Our kinde Lord

The Revd Canon Dr William Lamb
Remote video URL
25th December 2025 |
Christmas Day
10:30am |
Choral Eucharist

Isaiah 9.2-7      Luke 2.1-20

Some of the earliest writings in the English language come from a number of contemplatives, who lived in the fourteenth century: there is the anonymous author of The Cloud of Unknowing. There is Richard Rolle, a hermit who lived in South Yorkshire. There is Julian of Norwich, an anchoress who lived in one of the parish churches in Norwich and who was one of the first women to write in English. Margery Kempe, a contemporary of Julian, wrote the first autobiography in English. These contemplatives bear witness to a rich and vibrant tradition in English Spirituality – a tradition which we have largely forgotten. 

It is to Julian of Norwich that we owe a series of revelations of divine love. In one of these Shewings, Julian uses an extraordinary phrase to describe the way in which God takes on human flesh in the mystery of Christmas, the doctrine of the incarnation. She refers to ‘that blessed kynde, that he toke of the maiden’, the humanity which he took from his mother Mary. Christ is ‘our kind’, a human being like us, and by extension ‘our kin’. When Julian refers to Christ as ‘our kinde Lord’, we assume that she means that Jesus is gentle and tender, meek and mild, but she is saying much more than that. She is saying that ‘Christ is our kin – our kind’. This is the mystery of the Word made flesh, of God incarnate. This is the revelation of divine love.

It is the same insight, that accent on the incarnation, that inspired Desmond Tutu in the latter years of the twentieth century to oppose apartheid with every fibre of his being. I remember Tutu preaching in this church. Confronted by the evil of apartheid, he saw that not only was our common humanity at stake, but also two essential elements of Christian orthodoxy were also at stake, the doctrine of the incarnation, and the insight that in every single person we see the unique and unrepeatable image of God.
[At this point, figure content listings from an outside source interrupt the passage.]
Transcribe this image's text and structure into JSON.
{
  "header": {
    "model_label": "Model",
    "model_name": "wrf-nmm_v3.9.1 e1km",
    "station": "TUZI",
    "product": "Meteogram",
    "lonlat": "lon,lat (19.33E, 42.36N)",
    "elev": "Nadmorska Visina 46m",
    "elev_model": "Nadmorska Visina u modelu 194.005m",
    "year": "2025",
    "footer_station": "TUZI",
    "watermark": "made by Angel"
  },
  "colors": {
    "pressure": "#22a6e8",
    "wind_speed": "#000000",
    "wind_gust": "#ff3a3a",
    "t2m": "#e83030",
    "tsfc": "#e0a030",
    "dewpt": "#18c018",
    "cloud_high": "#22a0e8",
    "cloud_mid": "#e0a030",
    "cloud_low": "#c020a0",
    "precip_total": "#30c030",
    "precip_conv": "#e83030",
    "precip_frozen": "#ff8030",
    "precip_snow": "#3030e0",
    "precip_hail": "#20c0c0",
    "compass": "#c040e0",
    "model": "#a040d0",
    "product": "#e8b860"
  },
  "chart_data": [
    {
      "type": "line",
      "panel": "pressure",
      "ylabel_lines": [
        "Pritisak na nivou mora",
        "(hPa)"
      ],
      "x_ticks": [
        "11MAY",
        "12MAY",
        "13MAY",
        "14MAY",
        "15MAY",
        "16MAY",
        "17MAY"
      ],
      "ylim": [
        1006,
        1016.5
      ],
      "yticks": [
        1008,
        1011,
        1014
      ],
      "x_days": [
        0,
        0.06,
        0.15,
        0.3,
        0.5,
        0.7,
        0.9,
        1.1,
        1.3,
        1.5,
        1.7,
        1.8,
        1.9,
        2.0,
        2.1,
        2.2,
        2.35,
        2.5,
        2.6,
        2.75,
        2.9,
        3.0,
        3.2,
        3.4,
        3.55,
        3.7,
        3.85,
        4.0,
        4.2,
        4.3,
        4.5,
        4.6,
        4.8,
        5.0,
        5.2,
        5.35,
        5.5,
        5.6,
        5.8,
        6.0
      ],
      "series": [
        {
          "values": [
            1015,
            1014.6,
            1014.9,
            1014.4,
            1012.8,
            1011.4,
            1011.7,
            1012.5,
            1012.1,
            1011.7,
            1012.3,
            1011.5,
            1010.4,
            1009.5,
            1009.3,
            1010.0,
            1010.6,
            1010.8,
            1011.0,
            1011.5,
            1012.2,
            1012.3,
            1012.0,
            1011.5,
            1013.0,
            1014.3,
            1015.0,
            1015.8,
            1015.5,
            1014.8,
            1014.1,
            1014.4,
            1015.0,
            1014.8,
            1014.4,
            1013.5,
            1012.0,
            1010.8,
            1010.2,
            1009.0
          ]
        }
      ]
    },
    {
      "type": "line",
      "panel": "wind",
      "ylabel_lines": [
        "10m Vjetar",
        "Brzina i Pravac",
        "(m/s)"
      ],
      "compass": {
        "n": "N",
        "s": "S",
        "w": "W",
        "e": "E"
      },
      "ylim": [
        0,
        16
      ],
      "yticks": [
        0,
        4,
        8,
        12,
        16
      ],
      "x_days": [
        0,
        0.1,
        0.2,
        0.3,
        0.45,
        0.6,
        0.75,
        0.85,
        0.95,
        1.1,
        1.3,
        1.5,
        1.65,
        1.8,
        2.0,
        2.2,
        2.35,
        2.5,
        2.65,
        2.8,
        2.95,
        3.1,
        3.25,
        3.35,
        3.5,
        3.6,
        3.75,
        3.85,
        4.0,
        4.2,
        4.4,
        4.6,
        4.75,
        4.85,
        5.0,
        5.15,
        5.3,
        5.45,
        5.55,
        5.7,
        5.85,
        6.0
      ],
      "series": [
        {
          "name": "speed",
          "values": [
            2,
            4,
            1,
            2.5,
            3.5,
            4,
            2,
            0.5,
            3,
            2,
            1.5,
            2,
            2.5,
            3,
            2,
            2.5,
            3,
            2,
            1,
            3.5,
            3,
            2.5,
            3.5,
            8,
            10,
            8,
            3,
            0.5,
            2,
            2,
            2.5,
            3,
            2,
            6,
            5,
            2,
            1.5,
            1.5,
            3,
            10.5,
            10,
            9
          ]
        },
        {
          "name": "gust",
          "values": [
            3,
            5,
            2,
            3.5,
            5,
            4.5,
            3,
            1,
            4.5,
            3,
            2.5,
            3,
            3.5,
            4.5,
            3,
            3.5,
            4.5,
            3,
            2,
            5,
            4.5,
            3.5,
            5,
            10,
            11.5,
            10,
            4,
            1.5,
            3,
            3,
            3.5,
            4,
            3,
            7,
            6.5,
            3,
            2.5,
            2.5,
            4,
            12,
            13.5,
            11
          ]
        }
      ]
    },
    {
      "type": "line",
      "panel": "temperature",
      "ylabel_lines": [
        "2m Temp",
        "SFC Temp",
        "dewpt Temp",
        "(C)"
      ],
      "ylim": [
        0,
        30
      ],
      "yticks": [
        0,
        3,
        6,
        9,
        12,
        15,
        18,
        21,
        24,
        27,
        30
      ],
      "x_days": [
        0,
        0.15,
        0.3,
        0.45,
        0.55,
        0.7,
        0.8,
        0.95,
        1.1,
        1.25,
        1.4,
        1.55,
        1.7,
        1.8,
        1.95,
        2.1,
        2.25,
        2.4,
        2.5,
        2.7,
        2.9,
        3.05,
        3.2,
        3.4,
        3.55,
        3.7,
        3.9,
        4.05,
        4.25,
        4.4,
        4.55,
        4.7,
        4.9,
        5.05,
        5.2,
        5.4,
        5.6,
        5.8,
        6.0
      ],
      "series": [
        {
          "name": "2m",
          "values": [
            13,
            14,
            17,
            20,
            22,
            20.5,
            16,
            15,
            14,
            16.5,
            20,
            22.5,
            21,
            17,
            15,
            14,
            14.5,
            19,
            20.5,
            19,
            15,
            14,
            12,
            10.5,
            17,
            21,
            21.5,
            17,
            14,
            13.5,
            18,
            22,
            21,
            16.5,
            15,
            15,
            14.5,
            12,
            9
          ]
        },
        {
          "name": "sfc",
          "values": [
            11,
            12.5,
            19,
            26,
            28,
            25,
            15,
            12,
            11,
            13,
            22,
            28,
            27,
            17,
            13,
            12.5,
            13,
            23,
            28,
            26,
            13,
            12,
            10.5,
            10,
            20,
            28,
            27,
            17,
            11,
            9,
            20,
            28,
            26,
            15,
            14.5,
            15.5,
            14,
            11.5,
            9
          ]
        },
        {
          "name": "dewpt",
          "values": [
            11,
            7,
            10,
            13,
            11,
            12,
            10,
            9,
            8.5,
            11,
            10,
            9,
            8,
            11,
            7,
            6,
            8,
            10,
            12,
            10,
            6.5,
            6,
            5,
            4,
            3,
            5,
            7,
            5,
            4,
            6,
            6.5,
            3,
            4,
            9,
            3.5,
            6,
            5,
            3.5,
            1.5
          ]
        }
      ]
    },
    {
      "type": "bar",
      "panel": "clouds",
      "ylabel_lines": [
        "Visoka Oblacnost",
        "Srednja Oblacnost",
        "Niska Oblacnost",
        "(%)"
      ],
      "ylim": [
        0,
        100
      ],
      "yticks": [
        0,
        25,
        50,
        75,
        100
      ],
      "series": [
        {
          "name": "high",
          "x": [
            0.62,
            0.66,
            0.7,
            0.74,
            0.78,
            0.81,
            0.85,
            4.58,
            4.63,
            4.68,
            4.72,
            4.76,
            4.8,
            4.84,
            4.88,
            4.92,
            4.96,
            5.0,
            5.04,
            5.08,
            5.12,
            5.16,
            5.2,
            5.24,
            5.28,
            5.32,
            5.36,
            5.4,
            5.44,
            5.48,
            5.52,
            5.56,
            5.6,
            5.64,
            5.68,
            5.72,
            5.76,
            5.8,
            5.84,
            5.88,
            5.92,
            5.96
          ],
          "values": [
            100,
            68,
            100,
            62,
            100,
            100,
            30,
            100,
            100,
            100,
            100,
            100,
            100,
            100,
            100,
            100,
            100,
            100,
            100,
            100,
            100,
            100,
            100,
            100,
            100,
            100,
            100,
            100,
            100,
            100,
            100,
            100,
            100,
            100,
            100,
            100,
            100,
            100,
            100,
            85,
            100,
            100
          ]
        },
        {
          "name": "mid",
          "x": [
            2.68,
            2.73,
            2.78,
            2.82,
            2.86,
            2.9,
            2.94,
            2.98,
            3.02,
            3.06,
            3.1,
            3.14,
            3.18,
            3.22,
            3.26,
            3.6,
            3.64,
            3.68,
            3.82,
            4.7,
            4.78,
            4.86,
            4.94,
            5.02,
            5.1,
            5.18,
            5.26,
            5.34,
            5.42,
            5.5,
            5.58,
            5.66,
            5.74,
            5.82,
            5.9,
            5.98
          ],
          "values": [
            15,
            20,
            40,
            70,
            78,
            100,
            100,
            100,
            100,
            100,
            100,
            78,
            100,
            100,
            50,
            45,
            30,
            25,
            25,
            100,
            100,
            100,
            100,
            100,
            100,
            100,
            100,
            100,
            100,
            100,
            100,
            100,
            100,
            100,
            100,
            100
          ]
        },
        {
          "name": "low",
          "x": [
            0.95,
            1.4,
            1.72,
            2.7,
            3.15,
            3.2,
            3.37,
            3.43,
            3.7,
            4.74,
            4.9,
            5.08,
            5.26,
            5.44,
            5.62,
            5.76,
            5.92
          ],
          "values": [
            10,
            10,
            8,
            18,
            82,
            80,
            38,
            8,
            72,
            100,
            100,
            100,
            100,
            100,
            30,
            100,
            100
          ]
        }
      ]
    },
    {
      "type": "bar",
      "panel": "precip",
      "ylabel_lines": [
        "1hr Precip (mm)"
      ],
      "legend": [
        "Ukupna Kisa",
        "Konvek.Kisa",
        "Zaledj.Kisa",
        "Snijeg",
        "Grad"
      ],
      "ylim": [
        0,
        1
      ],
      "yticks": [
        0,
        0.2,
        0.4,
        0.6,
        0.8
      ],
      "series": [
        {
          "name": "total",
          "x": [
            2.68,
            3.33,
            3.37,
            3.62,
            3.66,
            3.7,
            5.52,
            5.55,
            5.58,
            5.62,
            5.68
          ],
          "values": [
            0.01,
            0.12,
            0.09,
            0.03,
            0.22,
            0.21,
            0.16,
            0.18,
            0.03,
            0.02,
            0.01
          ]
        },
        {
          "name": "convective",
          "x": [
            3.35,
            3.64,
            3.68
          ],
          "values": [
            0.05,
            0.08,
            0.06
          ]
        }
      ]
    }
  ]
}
We should not underestimate the significance of this insight in the genealogy of Western thought, It is one of the elements which has sustained our understanding of human dignity, and our conception of human rights.

But we live in a society in which we are so easily seduced by the compulsion to hold people apart, and to use the rhetoric of identity to diminish and threaten the humanity of others. We see this in our own defensiveness in the face of unpredecented migration, a consequence of conflict and environmental change and economic instability. We see it in the strident and sometimes unedifying voices of social media. We see it in the many conflicts taking place in the world today. 

The good news announced by the angels in Luke’s account of the birth of Jesus is not simply there to comfort and console us. It should challenge us - to reflect not only on the moral resources, but also the theological resources, we need to confront the challenges of conflict, division and violence in the world today, whether it is on the streets of Gaza, or the oblasts of Ukraine. 

In the Christmas story, we hear the faint echo of Isaiah’s prophecy: ‘For unto us a child is born, unto us a son is given: and the government shall be upon his shoulder: and his name shall be called Wonderful, Counsellor, The mighty God, The everlasting Father, The Prince of Peace.’ That accent on peace we find again in Luke’s account of the angels, who sing to the shepherds, ‘Glory to God in the highest, and peace to his people on earth.’ Luke reminds us that at the heart of the Christian faith is a vision of peace, which begins not by seeking the protection of a strong man, or by barricading ourselves from one another, but by acknowledging the vulnerability of a tiny defenceless child. He invites us to confront our shared fragility, recognizing our need of one another – instead of falling back on our fearful attempts to be safe at the expense of the other.

As we gaze upon the child in the manger, we receive an intimation of what peace might mean for us. As we contemplate the face of ‘our kinde Lord’, our kin, perhaps we may hear again the message of the angels, and discover again the profound challenge at the heart of the mystery of the incarnation, that God invites us to be kind.